Does Anyone Really Die for Another Anymore?
When relationships are built on convenience instead of emotion, the mirror of society begins to blur.

"Substitute" a word that seems harmless at first glance. It simply means "something that replaces another." In the context of objects, it feels practical, even helpful. But when it comes to people, relationships, love, and promises this word becomes dangerous. Perhaps terrifying. Today’s world is slowly becoming one where everything is replaceable even human bonds, feelings, and memories — and that too, all in the name of convenience and happiness.
Just yesterday, something happened that made this concept hit home. We had two pet dogs close companions since their early days. They would play together, eat together, rest together inseparable. Then one of them died unexpectedly. The other dog was unusually quiet the next day, lying here and there as if searching for his lost friend. But the moment we brought home a new companion for him, he became his old cheerful self again. The same energy, same playfulness as if nothing had ever happened.
At first, I thought, “Well, he’s just an animal.” But the very next moment, a more painful thought crossed my mind "Humans are doing the same thing now, aren’t they?"
Later that day, I came across a social media post from a girl celebrating her birthday. She looked joyful, surrounded by gifts, cake, laughter, and company most notably, with her second fiancé. For a moment, I paused and wondered,
“Where is the first?”
And I remembered he was the one who had loved her deeply. Who was terminally ill and undergoing dialysis.

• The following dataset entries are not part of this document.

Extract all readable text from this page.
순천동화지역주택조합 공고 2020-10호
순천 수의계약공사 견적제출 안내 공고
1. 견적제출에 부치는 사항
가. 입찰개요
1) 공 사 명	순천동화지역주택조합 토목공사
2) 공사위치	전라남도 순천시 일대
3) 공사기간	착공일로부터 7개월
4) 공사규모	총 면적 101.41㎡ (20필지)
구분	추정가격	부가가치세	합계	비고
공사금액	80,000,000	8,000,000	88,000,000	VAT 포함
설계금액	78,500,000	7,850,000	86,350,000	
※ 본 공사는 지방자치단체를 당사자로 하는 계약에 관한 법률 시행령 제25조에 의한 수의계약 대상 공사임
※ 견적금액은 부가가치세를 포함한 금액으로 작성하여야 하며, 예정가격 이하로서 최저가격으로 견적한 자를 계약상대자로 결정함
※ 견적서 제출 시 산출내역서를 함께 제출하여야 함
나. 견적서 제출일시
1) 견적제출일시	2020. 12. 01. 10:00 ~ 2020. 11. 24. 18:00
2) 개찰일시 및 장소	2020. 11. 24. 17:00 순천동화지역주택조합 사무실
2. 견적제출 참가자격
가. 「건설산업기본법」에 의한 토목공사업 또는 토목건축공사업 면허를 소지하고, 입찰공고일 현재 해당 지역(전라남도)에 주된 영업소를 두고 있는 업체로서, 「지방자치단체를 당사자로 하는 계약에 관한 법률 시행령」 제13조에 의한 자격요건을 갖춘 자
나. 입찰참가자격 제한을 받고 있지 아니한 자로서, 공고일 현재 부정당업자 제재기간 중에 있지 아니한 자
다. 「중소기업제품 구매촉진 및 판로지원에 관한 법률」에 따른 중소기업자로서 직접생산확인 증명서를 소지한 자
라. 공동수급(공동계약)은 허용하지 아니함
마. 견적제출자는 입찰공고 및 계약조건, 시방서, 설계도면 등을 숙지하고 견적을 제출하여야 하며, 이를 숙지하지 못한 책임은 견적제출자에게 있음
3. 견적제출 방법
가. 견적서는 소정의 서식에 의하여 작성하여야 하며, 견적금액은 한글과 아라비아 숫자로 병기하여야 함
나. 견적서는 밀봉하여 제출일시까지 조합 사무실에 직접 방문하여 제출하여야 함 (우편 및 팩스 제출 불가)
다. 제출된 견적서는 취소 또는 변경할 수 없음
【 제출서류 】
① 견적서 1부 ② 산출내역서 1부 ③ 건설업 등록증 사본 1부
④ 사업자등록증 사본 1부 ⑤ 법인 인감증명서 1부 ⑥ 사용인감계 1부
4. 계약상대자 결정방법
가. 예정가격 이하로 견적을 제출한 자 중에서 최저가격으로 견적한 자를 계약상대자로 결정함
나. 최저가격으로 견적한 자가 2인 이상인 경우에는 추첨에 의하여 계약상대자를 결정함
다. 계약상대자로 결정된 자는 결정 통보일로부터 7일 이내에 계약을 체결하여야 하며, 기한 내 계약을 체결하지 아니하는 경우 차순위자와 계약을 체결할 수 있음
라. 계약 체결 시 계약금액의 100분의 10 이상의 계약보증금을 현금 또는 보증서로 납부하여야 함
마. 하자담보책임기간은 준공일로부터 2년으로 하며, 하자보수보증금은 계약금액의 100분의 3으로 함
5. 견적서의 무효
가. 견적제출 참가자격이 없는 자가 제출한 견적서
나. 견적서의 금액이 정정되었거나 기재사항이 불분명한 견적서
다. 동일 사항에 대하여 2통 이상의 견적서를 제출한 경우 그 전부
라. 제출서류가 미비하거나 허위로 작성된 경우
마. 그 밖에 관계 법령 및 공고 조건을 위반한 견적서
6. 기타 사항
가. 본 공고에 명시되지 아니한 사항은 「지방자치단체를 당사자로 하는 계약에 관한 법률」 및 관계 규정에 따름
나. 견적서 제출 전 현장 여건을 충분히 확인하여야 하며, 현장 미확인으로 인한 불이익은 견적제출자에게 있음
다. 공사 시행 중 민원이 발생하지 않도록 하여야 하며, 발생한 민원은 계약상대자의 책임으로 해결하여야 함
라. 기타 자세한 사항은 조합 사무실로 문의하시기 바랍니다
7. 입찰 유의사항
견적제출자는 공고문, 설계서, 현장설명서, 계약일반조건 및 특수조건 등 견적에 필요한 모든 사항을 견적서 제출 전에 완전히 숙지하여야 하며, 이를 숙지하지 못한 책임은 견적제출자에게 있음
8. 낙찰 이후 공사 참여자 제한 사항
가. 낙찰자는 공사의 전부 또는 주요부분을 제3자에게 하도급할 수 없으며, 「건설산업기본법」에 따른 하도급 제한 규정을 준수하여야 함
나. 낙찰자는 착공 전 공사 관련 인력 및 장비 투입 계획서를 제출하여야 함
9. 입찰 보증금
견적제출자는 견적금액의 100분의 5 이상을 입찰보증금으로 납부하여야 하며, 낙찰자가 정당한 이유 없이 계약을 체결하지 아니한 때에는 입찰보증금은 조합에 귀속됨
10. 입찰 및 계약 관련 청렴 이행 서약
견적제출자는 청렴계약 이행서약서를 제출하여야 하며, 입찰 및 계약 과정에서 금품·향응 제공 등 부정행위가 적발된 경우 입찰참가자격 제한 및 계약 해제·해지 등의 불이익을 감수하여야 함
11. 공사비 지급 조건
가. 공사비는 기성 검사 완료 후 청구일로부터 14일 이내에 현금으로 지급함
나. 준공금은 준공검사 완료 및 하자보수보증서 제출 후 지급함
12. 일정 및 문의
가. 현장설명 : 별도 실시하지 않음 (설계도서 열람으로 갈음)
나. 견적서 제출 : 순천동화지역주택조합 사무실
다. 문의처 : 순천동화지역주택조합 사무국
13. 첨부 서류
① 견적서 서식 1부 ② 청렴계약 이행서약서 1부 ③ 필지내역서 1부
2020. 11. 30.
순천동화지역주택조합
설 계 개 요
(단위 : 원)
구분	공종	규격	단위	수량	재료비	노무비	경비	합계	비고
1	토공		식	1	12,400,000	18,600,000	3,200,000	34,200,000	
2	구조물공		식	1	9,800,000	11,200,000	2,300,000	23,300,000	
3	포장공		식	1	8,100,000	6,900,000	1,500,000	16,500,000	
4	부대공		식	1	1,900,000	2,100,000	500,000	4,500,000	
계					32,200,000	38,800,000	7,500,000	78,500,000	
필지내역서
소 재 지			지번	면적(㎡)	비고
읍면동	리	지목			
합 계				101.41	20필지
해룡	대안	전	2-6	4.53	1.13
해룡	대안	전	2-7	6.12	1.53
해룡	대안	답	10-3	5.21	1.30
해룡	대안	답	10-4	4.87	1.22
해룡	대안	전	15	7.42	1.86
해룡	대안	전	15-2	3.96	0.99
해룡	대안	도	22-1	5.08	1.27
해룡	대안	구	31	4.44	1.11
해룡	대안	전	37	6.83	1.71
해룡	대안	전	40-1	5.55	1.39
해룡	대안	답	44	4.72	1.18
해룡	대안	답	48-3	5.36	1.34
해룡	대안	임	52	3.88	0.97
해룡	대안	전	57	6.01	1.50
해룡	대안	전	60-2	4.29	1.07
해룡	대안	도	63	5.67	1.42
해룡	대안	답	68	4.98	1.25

Who wanted nothing more than for her to be by his side in his final days, as his wife. He had made promises, loved sincerely, and had been willing to give her the world. And yet, when he asked her to marry him, her response was chillingly practical:
"I’m doing my training balancing both marriage and practice is too difficult for me right now."
That single sentence was more than an excuse it was a reflection of a larger truth. When love is weighed against personal convenience, convenience often wins. Today, that same girl is happily engaged again, laughing and posing for pictures. No sign of remorse, no pause to remember. No tribute to the man who once meant everything to her.
Even more surprising is the fact that she is now engaged to the brother of her late fiancé. The same family, the same roots just a different name. What’s worse is that this engagement, too, seems to be dragging on. Long engagements, parties, meetups, photos, public celebrations all while the wedding is postponed for vague reasons. One has to ask: What kind of traditions are we following now?
We, who once belonged to a culture where engagement was sacred, where seeing one's fiancé before marriage was considered improper we now use engagements as open invitations for meetups and extended ‘trial periods.’ The very customs that once protected the dignity of relationships are being replaced by a new culture of delay, emotional detachment, and public display.
This particular girl is not young or unaware. She is a qualified nurse educated, trained, and mature enough to understand the depth of love and the responsibility of commitment. Yet, she chose ease over emotion, modern comfort over old-school values.
But the issue isn’t just this one girl. This is a social pattern. We are witnessing a generational shift one that celebrates individual freedom, but often forgets moral accountability. We are raising individuals who see relationships not as lifelong commitments but as convenient connections. People are quick to replace others lovers, friends, even family just like we replace phones or shoes.
Is this just one isolated story?
No. This is a societal crisis.
This is a trend.
This is the new normal, and we are either part of it as victims, spectators, or contributors.
We must begin to understand:
Love requires sacrifice, not comfort.
Engagement is a commitment, not a license to delay.
Relationships are responsibilities, not Instagram content.
In the end…
Today’s events have made two things painfully clear:
1. No one really dies for another anymore.
2. Substitutes whether people or things eventually make us forget our grief.
3. When relationships become rituals without feeling, society begins to fall apart.
A humble plea to parents:
If you have engaged your daughter to someone, do not delay the marriage unnecessarily. Using education or training as reasons to postpone weddings can lead to confusion, emotional damage, and moral drift. Educate your daughters, yes but also raise them to value commitment, sincerity, and emotional responsibility.
let us all commit to restoring the lost meaning of relationships.
Let’s revive sincerity.
Let’s bring back the sacredness of promises.
Let’s teach our children that love is not a convenience — it is a calling, a responsibility, and above all, a trust.